= Devereaux Meadow =

Minor league baseball stadium

Devereaux (or Devereux) Meadow was a minor league baseball stadium located in Raleigh, North Carolina. It was located on the north side of Peace Street (south, right field) between Dawson Street (east, left field), which was later merged into Capital Boulevard; and West Street (west, first base). The site had long been a playground. In 1938 the city decided to build a ballpark on the site. It eventually became the home of the Raleigh Capitals from (1945–1953) and from (1957–62); the Raleigh Mets for the 1963 season; the Raleigh Cardinals from (1964–1965); the Raleigh Pirates from (1966–1967); the Raleigh-Durham Mets for the 1968 season; the Raleigh-Durham Phillies for the 1969 season; and the Raleigh-Durham Triangles from (1970–1971).

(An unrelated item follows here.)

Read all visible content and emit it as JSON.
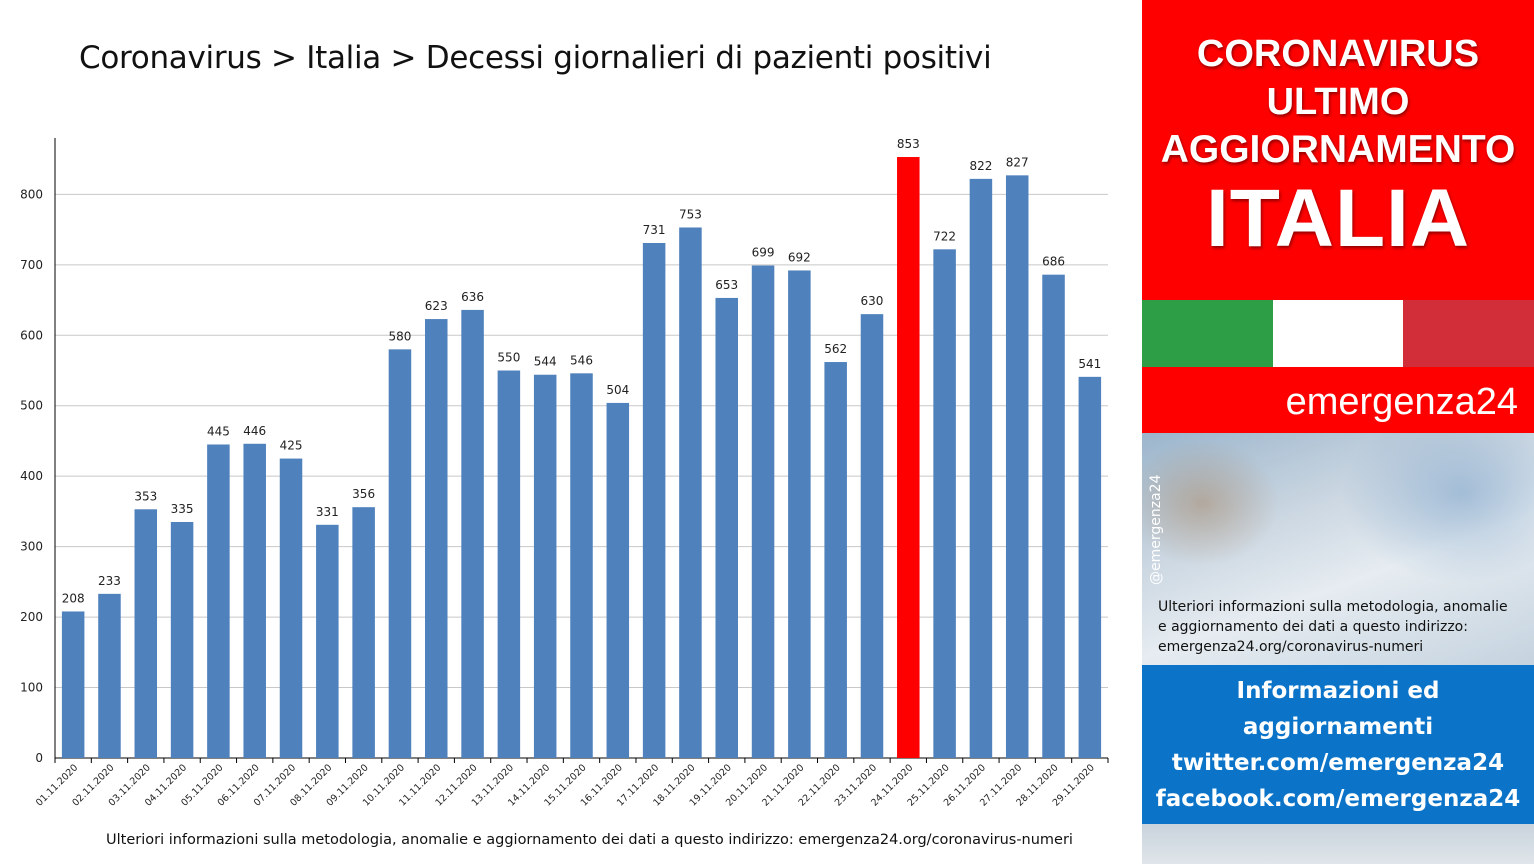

The ballpark was demolished in 1979 to make way for a parking lot for waste disposal vehicles.

The City of Raleigh has proposed the restoration of the area as a linear park under the Capital Boulevard Corridor Study , which was adopted by the Raleigh City Council in 2012. The plan does not involve the restoration of the original baseball field but would instead include a linear park and a restoration of the adjacent Pigeon House Branch Creek.